Metà di Giugno, Sabato. Io e mia moglie siamo bloccati da un inaspettato Gay Pride. La notizia della manifestazione l’avevamo notata sui giornali pensando di non esserne coinvolti. In città tutti i giorni, specie poi il Sabato e Domenica, è vietata la circolazione delle auto, così per spostarci ci eravamo serviti del mezzo pubblico.
L’autista del Bus, imprecando contro la solita manifestazione che gli complicava il servizio, ed oggi include nientemeno l’orgoglio del mondo gay, ci scodella giù prima del capolinea, gira e torna indietro. Per noi, ormai a terra e in assenza di altri mezzi e taxi, questi spariti in quanto straimpegnati dai passaggi rfichiesti, non resta che il cosiddetto tram di San Francesco, cioè scarpe, piedi, gambe.
Allora: Scartiamo Piazza Venezia pensando di evitare il corteo dei trans e puntiamo su corso Vittorio per tentare di giungere a Piazza Navona e Pantheon. E’ una scarpinata che le nostre primavere, specie le mie, dovrebbero sconsigliare ma che si può vietare a chi la gioventù se la sente dentro pur se tale non è? Allora via, rammentando che il Gay-Pride lo incrociammo anche un paio di anni prima in via Merulana, uscendo dall’esperienza alquanto sconvolti e perplessi.
Giungiamo in Corso Vittorio per cadere dalla padella nella brace e finire frammisti al fiume di “particolari” che finisce per avvolgerci e intralciare i tentativi di svicolare e passare oltre. Si dice siano trecentomila, c’è comunque che una massa così l’avevo vista poche volte salvo i raduni del Duce o Berlusconi. Non posso dire del Partito Democratico di Veltroni e Franceschini in quanto loro le piazze, almeno al momento, non riescono più a riempirle.
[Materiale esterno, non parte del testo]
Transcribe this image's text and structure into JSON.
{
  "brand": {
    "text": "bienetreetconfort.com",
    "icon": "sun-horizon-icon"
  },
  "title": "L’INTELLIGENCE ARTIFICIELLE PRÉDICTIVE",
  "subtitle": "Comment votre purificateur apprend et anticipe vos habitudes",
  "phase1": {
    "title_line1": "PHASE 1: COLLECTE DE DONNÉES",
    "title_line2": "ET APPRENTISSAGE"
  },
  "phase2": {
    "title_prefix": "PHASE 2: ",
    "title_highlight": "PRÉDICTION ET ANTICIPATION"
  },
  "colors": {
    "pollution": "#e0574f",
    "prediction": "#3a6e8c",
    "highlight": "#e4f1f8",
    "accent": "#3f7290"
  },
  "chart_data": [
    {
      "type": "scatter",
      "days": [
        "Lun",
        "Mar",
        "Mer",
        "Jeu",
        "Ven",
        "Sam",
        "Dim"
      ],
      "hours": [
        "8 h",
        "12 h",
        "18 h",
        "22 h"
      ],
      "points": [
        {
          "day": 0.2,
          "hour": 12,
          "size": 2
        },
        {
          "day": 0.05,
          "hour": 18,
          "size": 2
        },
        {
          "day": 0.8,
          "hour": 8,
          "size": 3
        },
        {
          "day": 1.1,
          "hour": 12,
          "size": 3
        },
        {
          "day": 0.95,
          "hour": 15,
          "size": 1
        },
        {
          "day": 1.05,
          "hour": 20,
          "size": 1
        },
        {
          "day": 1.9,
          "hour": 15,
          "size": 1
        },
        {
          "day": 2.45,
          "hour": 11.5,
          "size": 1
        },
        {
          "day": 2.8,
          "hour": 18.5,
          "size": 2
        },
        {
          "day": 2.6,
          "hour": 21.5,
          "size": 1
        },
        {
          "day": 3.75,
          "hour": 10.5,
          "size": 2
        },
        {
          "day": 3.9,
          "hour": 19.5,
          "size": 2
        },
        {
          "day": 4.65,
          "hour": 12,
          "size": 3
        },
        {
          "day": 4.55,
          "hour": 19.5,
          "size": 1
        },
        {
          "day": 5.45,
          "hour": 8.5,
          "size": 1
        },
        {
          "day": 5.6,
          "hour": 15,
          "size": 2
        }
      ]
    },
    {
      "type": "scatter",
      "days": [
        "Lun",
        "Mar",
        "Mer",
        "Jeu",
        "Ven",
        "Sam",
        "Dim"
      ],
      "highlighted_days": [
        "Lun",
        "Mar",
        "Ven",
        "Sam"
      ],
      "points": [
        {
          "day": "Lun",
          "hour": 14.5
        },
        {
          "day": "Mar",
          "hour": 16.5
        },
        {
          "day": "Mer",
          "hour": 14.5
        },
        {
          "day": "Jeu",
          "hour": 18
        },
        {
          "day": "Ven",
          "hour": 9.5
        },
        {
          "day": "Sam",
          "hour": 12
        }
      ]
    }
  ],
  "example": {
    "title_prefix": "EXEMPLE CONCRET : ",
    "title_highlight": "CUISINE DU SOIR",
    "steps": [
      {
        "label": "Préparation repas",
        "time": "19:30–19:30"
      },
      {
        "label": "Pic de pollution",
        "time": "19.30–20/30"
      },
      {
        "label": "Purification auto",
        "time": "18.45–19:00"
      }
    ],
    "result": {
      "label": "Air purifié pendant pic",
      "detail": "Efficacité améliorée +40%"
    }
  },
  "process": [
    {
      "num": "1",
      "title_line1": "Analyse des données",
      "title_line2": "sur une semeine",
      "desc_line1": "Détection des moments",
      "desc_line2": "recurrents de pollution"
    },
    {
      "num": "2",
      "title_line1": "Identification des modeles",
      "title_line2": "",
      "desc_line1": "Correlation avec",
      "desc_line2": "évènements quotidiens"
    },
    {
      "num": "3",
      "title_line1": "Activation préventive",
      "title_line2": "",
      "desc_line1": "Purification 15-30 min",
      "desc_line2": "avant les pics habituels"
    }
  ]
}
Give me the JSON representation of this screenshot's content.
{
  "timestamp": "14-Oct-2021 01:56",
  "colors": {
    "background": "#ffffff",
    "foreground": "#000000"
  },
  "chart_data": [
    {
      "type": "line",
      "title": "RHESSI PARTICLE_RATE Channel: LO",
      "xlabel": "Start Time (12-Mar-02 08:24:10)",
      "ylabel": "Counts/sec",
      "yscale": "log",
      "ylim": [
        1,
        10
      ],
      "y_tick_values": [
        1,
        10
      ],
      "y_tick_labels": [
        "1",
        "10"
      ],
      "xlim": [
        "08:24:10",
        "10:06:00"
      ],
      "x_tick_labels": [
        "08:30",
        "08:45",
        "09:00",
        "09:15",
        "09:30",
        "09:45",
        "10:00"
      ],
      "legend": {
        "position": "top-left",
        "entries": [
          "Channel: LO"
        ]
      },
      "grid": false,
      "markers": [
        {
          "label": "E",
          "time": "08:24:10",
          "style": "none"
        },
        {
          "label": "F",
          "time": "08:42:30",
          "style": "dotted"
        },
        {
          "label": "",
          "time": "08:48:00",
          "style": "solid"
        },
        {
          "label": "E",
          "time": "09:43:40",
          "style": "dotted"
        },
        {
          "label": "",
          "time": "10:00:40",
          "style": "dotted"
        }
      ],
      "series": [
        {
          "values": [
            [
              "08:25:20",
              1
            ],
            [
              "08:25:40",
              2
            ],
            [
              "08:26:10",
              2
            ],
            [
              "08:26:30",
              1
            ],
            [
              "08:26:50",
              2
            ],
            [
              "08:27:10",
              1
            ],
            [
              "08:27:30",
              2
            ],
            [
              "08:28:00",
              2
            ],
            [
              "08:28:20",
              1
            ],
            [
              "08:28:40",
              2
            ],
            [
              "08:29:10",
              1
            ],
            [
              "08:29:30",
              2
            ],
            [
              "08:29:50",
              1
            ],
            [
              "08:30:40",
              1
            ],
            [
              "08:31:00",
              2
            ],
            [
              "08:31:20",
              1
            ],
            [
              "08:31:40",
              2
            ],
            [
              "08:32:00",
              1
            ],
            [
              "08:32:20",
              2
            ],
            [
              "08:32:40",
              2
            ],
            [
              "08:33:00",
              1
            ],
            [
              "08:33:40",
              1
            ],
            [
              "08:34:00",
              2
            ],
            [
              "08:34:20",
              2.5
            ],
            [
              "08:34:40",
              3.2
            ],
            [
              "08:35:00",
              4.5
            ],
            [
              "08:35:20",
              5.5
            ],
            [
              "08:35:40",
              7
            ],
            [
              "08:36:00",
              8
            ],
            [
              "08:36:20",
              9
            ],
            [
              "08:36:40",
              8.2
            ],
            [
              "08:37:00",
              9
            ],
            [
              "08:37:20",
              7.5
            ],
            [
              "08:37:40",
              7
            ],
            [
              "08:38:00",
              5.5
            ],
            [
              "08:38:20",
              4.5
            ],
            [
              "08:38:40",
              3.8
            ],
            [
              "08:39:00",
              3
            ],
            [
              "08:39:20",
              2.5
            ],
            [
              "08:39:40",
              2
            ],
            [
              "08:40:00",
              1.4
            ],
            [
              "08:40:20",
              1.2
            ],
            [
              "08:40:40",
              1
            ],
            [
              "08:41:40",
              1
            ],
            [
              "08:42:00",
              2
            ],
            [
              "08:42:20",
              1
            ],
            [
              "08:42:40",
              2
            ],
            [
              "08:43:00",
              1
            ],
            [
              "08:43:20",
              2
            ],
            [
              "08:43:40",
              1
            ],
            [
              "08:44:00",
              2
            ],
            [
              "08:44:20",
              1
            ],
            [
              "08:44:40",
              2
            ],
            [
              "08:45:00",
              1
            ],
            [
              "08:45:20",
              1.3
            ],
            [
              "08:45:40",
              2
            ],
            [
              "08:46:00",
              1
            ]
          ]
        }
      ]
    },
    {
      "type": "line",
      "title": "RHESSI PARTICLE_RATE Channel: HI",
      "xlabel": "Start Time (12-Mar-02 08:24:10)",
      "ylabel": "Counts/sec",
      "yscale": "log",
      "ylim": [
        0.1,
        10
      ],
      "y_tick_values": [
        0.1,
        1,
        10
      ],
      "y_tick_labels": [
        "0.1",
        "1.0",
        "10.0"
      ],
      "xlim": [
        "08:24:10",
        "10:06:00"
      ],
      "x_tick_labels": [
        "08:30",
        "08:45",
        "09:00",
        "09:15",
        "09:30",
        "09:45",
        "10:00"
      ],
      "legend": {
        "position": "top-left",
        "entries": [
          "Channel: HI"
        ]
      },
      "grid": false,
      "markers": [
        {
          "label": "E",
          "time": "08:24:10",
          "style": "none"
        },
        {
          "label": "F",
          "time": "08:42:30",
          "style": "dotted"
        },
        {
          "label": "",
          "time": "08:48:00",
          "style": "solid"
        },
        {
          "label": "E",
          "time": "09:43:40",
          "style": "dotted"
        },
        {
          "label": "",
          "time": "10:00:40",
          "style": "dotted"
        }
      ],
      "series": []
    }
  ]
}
In attesa di passare sostiamo in un angolo e per molti minuti ecco sfilarci dinanzi il mondo dell’altra faccia della luna, variopinto, trasgressivo, blasfemo, serioso, scandaloso, accompagnato da immensi carri riproducenti le estrosità del popolo che pretende l’accettazione della propria forma di vita. Polizia e Carabinieri sono presenti a iosa in più parti del percorso (evito i loro commenti, da oltraggio alla morale), signori e signore cosiddetti normali allibiti e increduli, mare di gente imbufalita per essere stata abbandonata dai bus e non sa come raggiungere le loro destinazioni.
Aggiungo che la via è coperta da coriandoli, carte, lattine, bottiglie, schifezze d’ogni genere. Devo dare però atto al Comune dell’efficienza del servizio di nettezza in quanto, a poco più di duecento metri dal termine del corteo infinito, seguono vari mezzi dell’AMA e molti operatori che in un batter d’occhio ripuliranno accettabilmente il tutto..
Mia moglie è sconvolta: “ma sono così tanti Frà?, stanno diventando tutti così, uomini e donne Frà? possono fare tutto questo caos senza divieto Frà? che vogliono Frà? Le mie risposta banali ed ovvie la soddisfano poco mentre, profittando di un momento di attenuazione del flusso traversiamo il Corso e ci avviamo verso Piazza Navona.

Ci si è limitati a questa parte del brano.